FIG. 2 is a Ph diagram showing a refrigeration cycle using the refrigerant circuit of FIG. FIG. 3 is a diagram illustrating the heat exchange capacity of the evaporator in the refrigerant circuit of FIG. FIG. 4A is a diagram showing a configuration of a double-pipe heat exchanger of the refrigerant circuit of FIG. 1, FIG. 4B is a diagram for explaining a refrigerant temperature in a counter-flow heat exchanger, and FIG. It is a figure explaining a refrigerant temperature in a parallel flow type heat exchanger.

FIG. 5 is a diagram showing a configuration of a refrigerant circuit using a double-pipe heat exchanger as a gas-liquid heat exchanger for comparison with the refrigerant circuit of FIG.

FIG. 6 is a Ph diagram showing a refrigeration cycle using the refrigerant circuit of FIG. 7A and 7B are diagrams showing a comparison between a refrigeration cycle using the refrigerant circuit of FIG. 1 and a refrigeration cycle using the refrigerant circuit of FIG.

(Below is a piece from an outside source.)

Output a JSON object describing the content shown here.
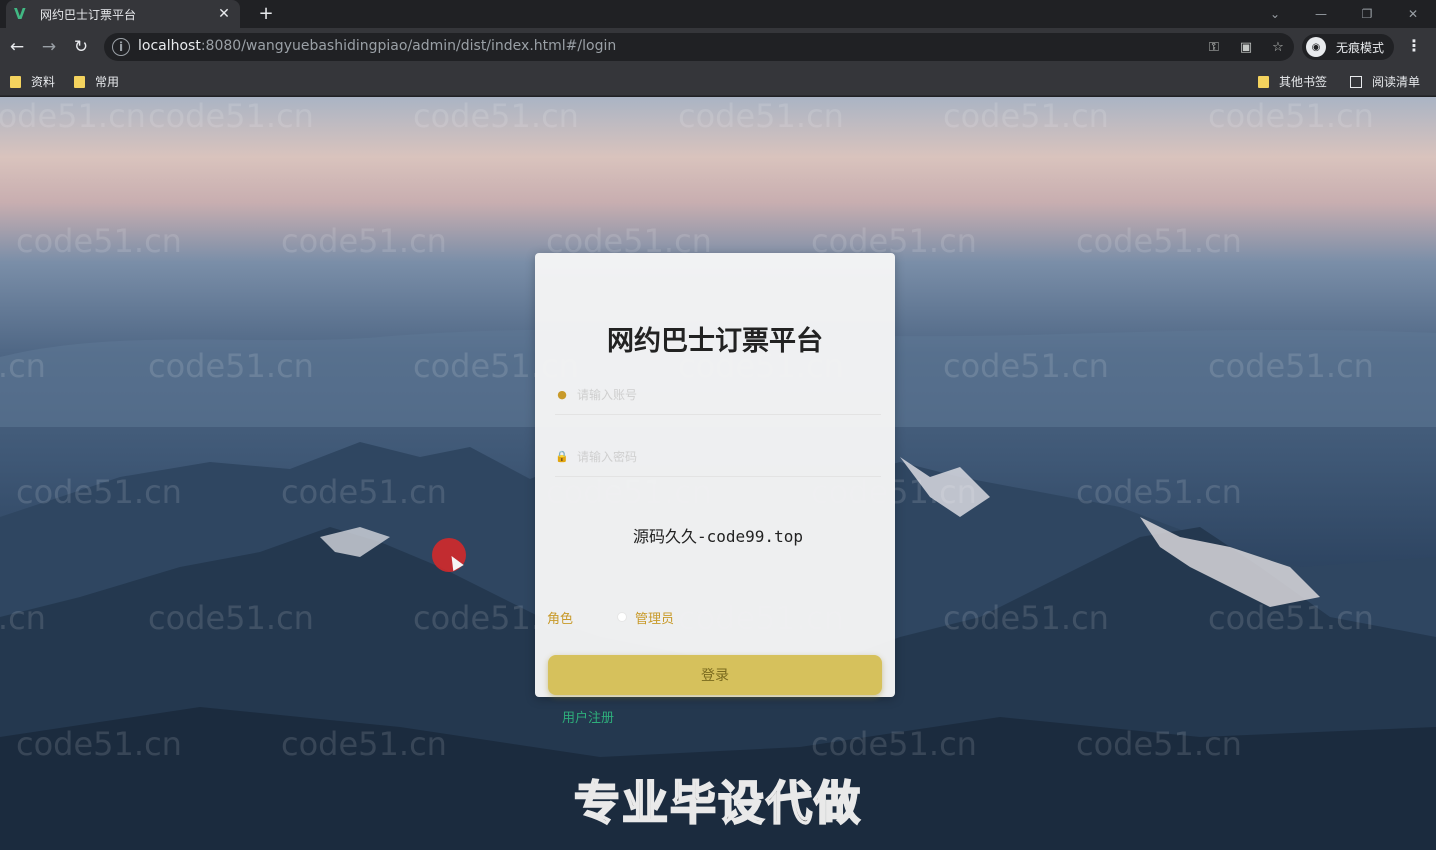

FIG. 8 is a diagram illustrating a configuration of a refrigerant circuit of an air conditioner according to a second embodiment of the present invention.

FIG. 9 is a diagram showing a configuration of a refrigerant circuit of an air conditioner according to a third embodiment of the present invention.

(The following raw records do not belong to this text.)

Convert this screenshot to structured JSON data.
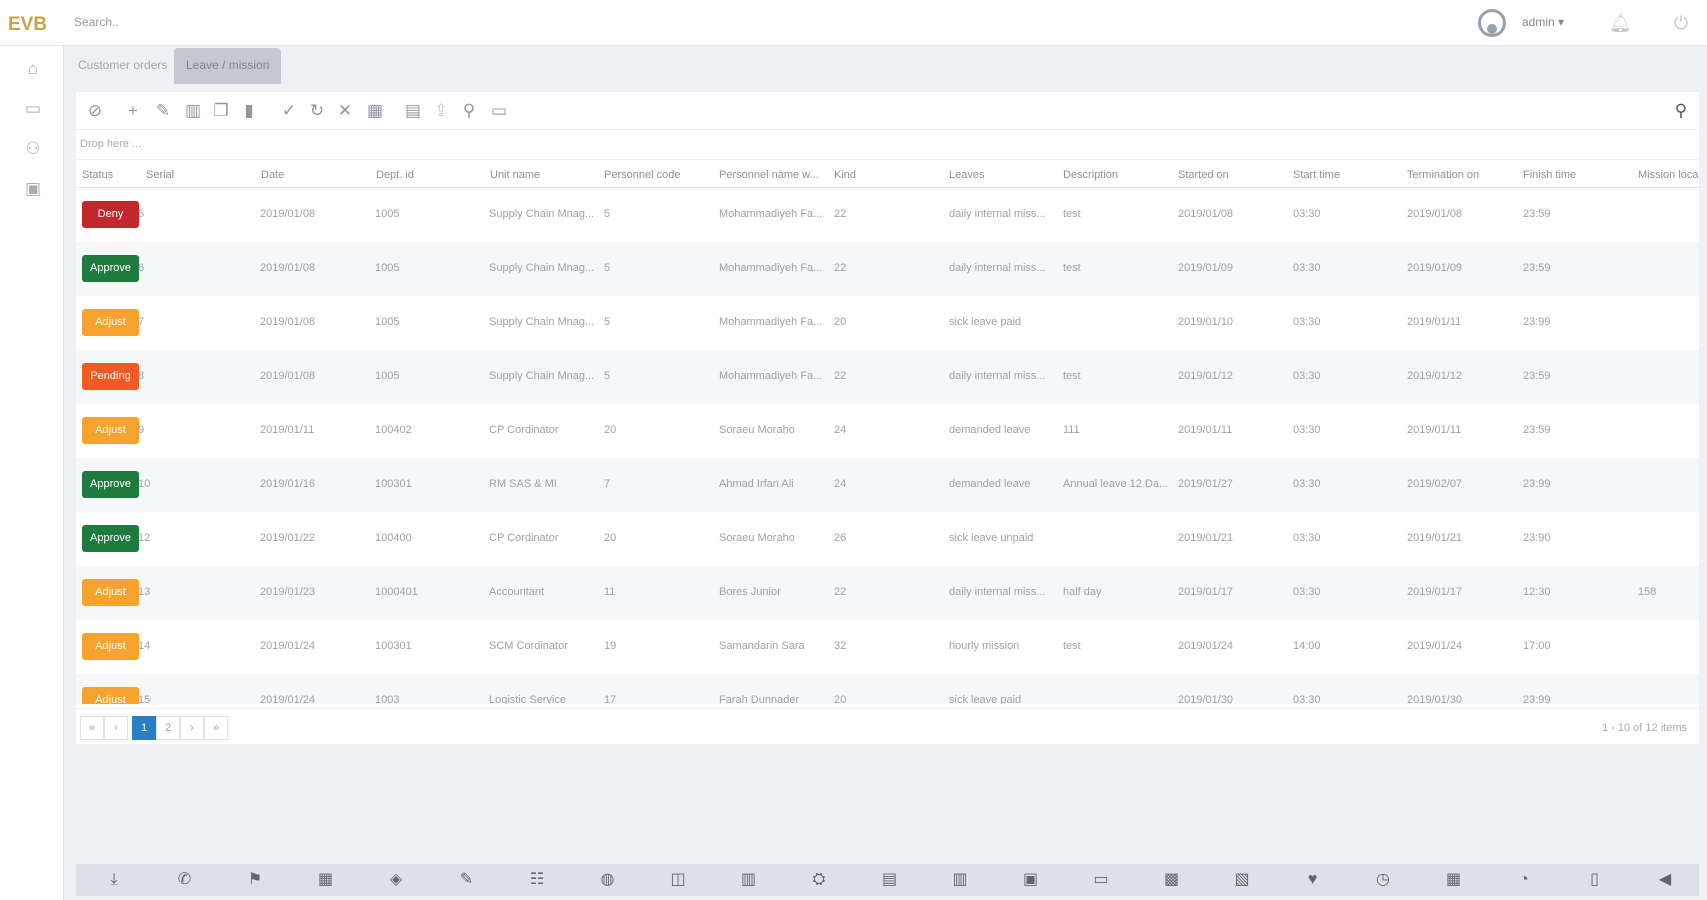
{
  "header": {
    "logo_text": "EVB",
    "search_placeholder": "Search..",
    "user_label": "admin ▾",
    "icons": [
      "bell-icon",
      "power-icon"
    ]
  },
  "sidebar": {
    "icons": [
      "home-icon",
      "folder-icon",
      "users-icon",
      "image-icon"
    ]
  },
  "tabs": [
    {
      "label": "Customer orders"
    },
    {
      "label": "Leave / mission"
    }
  ],
  "toolbar": {
    "icons": [
      "paperclip-icon",
      "plus-icon",
      "pencil-icon",
      "lock-icon",
      "copy-icon",
      "trash-icon",
      "check-icon",
      "refresh-icon",
      "close-icon",
      "grid-icon",
      "document-icon",
      "upload-icon",
      "hierarchy-icon",
      "table-icon"
    ],
    "search_icon": "search-icon"
  },
  "grid": {
    "group_drop": "Drop here ...",
    "columns": [
      "Status",
      "Serial",
      "Date",
      "Dept. id",
      "Unit name",
      "Personnel code",
      "Personnel name w...",
      "Kind",
      "Leaves",
      "Description",
      "Started on",
      "Start time",
      "Termination on",
      "Finish time",
      "Mission loca"
    ],
    "status_colors": {
      "Deny": "#c0282d",
      "Approve": "#1f7a3d",
      "Adjust": "#f5a22e",
      "Pending": "#f15a24"
    },
    "rows": [
      {
        "status": "Deny",
        "serial": "5",
        "date": "2019/01/08",
        "dept": "1005",
        "unit": "Supply Chain Mnag...",
        "pcode": "5",
        "pname": "Mohammadiyeh Fa...",
        "kind": "22",
        "leaves": "daily internal miss...",
        "desc": "test",
        "started": "2019/01/08",
        "start_time": "03:30",
        "term": "2019/01/08",
        "finish": "23:59",
        "loc": ""
      },
      {
        "status": "Approve",
        "serial": "6",
        "date": "2019/01/08",
        "dept": "1005",
        "unit": "Supply Chain Mnag...",
        "pcode": "5",
        "pname": "Mohammadiyeh Fa...",
        "kind": "22",
        "leaves": "daily internal miss...",
        "desc": "test",
        "started": "2019/01/09",
        "start_time": "03:30",
        "term": "2019/01/09",
        "finish": "23:59",
        "loc": ""
      },
      {
        "status": "Adjust",
        "serial": "7",
        "date": "2019/01/08",
        "dept": "1005",
        "unit": "Supply Chain Mnag...",
        "pcode": "5",
        "pname": "Mohammadiyeh Fa...",
        "kind": "20",
        "leaves": "sick leave paid",
        "desc": "",
        "started": "2019/01/10",
        "start_time": "03:30",
        "term": "2019/01/11",
        "finish": "23:99",
        "loc": ""
      },
      {
        "status": "Pending",
        "serial": "8",
        "date": "2019/01/08",
        "dept": "1005",
        "unit": "Supply Chain Mnag...",
        "pcode": "5",
        "pname": "Mohammadiyeh Fa...",
        "kind": "22",
        "leaves": "daily internal miss...",
        "desc": "test",
        "started": "2019/01/12",
        "start_time": "03:30",
        "term": "2019/01/12",
        "finish": "23:59",
        "loc": ""
      },
      {
        "status": "Adjust",
        "serial": "9",
        "date": "2019/01/11",
        "dept": "100402",
        "unit": "CP Cordinator",
        "pcode": "20",
        "pname": "Soraeu Moraho",
        "kind": "24",
        "leaves": "demanded leave",
        "desc": "111",
        "started": "2019/01/11",
        "start_time": "03:30",
        "term": "2019/01/11",
        "finish": "23:59",
        "loc": ""
      },
      {
        "status": "Approve",
        "serial": "10",
        "date": "2019/01/16",
        "dept": "100301",
        "unit": "RM SAS & MI",
        "pcode": "7",
        "pname": "Ahmad Irfan Ali",
        "kind": "24",
        "leaves": "demanded leave",
        "desc": "Annual leave 12 Da...",
        "started": "2019/01/27",
        "start_time": "03:30",
        "term": "2019/02/07",
        "finish": "23:99",
        "loc": ""
      },
      {
        "status": "Approve",
        "serial": "12",
        "date": "2019/01/22",
        "dept": "100400",
        "unit": "CP Cordinator",
        "pcode": "20",
        "pname": "Soraeu Moraho",
        "kind": "26",
        "leaves": "sick leave unpaid",
        "desc": "",
        "started": "2019/01/21",
        "start_time": "03:30",
        "term": "2019/01/21",
        "finish": "23:90",
        "loc": ""
      },
      {
        "status": "Adjust",
        "serial": "13",
        "date": "2019/01/23",
        "dept": "1000401",
        "unit": "Accountant",
        "pcode": "11",
        "pname": "Bores Junior",
        "kind": "22",
        "leaves": "daily internal miss...",
        "desc": "half day",
        "started": "2019/01/17",
        "start_time": "03:30",
        "term": "2019/01/17",
        "finish": "12:30",
        "loc": "158"
      },
      {
        "status": "Adjust",
        "serial": "14",
        "date": "2019/01/24",
        "dept": "100301",
        "unit": "SCM Cordinator",
        "pcode": "19",
        "pname": "Samandarin Sara",
        "kind": "32",
        "leaves": "hourly mission",
        "desc": "test",
        "started": "2019/01/24",
        "start_time": "14:00",
        "term": "2019/01/24",
        "finish": "17:00",
        "loc": ""
      },
      {
        "status": "Adjust",
        "serial": "15",
        "date": "2019/01/24",
        "dept": "1003",
        "unit": "Logistic Service",
        "pcode": "17",
        "pname": "Farah Dunnader",
        "kind": "20",
        "leaves": "sick leave paid",
        "desc": "",
        "started": "2019/01/30",
        "start_time": "03:30",
        "term": "2019/01/30",
        "finish": "23:99",
        "loc": ""
      }
    ]
  },
  "pager": {
    "first": "«",
    "prev": "‹",
    "pages": [
      "1",
      "2"
    ],
    "next": "›",
    "last": "»",
    "info": "1 - 10 of 12 items"
  },
  "bottom_bar": {
    "icons": [
      "download-icon",
      "phone-icon",
      "flag-icon",
      "calendar-grid-icon",
      "tag-icon",
      "pin-icon",
      "list-icon",
      "globe-icon",
      "chart-icon",
      "lock-icon",
      "org-chart-icon",
      "document-icon",
      "columns-icon",
      "save-icon",
      "monitor-icon",
      "excel-icon",
      "word-icon",
      "heart-icon",
      "clock-icon",
      "building-icon",
      "chat-icon",
      "clipboard-icon",
      "megaphone-icon"
    ]
  }
}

FIG. 10 is a diagram showing a configuration of a refrigerant circuit of a conventional air conditioner.

FIG. 11A is a Ph diagram showing a normal refrigeration cycle without supercooling, and FIG. 11B is a Ph diagram showing a refrigeration cycle using the refrigerant circuit of FIG. 11C is a partially enlarged view of the refrigeration cycle of FIG. 11B. BEST MODE FOR CARRYING OUT THE INVENTION

Next, an embodiment of the air conditioner of the present invention will be described in detail with reference to the drawings.

(First embodiment)

As shown in FIG. 1A, the air conditioner of one embodiment of the present invention includes a refrigerant circuit 1 including a main circuit 6 and a bypass circuit 13 (shown by a broken line). As the refrigerant circulating through the refrigerant circuit 1, a non-azeotropic mixed refrigerant composed of R-32Z134a or R-407C is used.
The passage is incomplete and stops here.